The Brady Bunch has persisted on cable television for more than 50 years. Grandparents watch it with their grandchildren, who, in all likelihood, will be watching it with their grandkids in another 50 years. That timeless quality is impossible to recreate, but looking back, you can see why the show’s held up for so long. At least, Susan Olsen, who played Cindy Brady, believes so.
“The love was real,” she said. “I think that people are extremely psychic, and it shows. You had parents and children who respected each other. We didn’t have a stupid dad. We had a wonderful dad, wonderful mom, great housekeeper.”

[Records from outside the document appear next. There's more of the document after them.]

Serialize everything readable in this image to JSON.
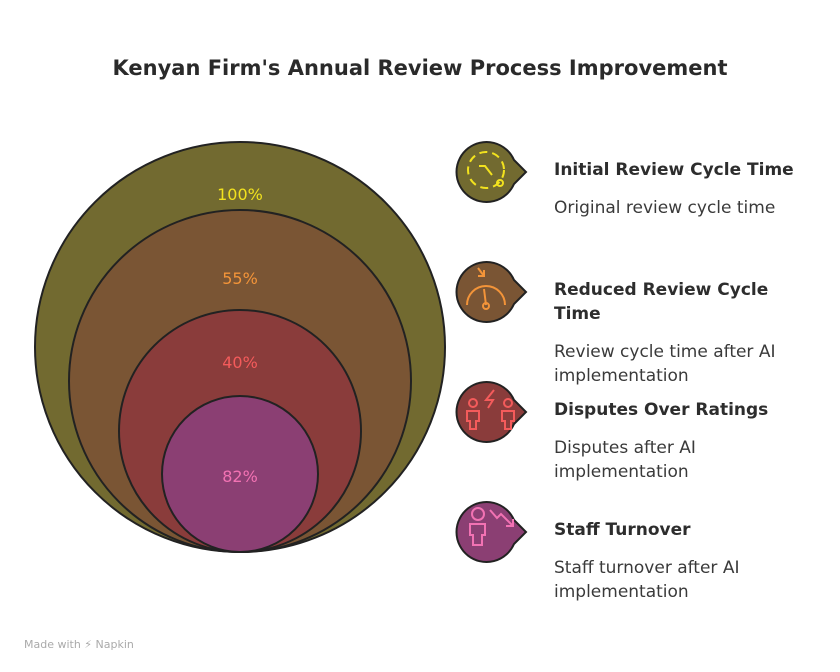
{
  "title": "Kenyan Firm's Annual Review Process Improvement",
  "circles": [
    {
      "label": "100%",
      "fill": "#726a30",
      "text": "#f2e21e"
    },
    {
      "label": "55%",
      "fill": "#7a5534",
      "text": "#f39439"
    },
    {
      "label": "40%",
      "fill": "#8a3c3b",
      "text": "#f45b5b"
    },
    {
      "label": "82%",
      "fill": "#8b3f73",
      "text": "#f272b3"
    }
  ],
  "items": [
    {
      "title": "Initial Review Cycle Time",
      "desc": "Original review cycle time",
      "icon": "clock-icon"
    },
    {
      "title": "Reduced Review Cycle Time",
      "desc": "Review cycle time after AI implementation",
      "icon": "speedometer-icon"
    },
    {
      "title": "Disputes Over Ratings",
      "desc": "Disputes after AI implementation",
      "icon": "people-conflict-icon"
    },
    {
      "title": "Staff Turnover",
      "desc": "Staff turnover after AI implementation",
      "icon": "person-decline-icon"
    }
  ],
  "footer": "Made with ⚡ Napkin"
}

This echoes what other Brady Bunch cast members have said in the past. The jokes are tame by even 1960s standards, and every storyline is family-friendly. That makes the show a safe starter sitcom for young kids and a nostalgia trap for older adults.
Barry Williams, who played Greg Brady, said the show also got a big boost from changes within the television industry. He said during an interview with WFMZ-TV the show was just there at the “right time and place.”
“Like in life, everything has to do with the timing of things,” Williams said. “Syndication just came into its own right around that period of time, and that’s what has kept it on all these years. And it’s found a new generation of viewers.”
Actors Took Years to Undersetand ‘The Brady Bunch’ Success
The Brady Bunch trapped a simpler, and more idyllic 1960s in amber, it also locked the ambers in there as well. For years after the show ended, they struggled to escape the show’s popularity and their former characters.
Not many of the actors remained in the entertainment business when the show ended, which caused some problems. And those that did also had to live under the weight of always being on TV as another character.
“It was strange for me for the first few years after we stopped filming the show,” Barry Williams said in 2009. “I was done with it and wanted to move on. I only resented the character when it interfered with getting new work.
“I’d become very active and successful in musical theatre, and as time went on and I juggled between theatre and TV and singing, I made my peace. Then I wrote a best-selling book called ‘Growing Up Brady’, and I was grateful again for the show.”
Over time, they’ve all made their peace with the series and are proud of its place in pop-culture history.
“People come up to me and they say a line and it makes them happy,” Maureen McCormick said. “And I’ve heard it a million times, but to see them saying it, and their pure enthusiasm in saying it, makes me happy because they’re happy. It brings them happiness.”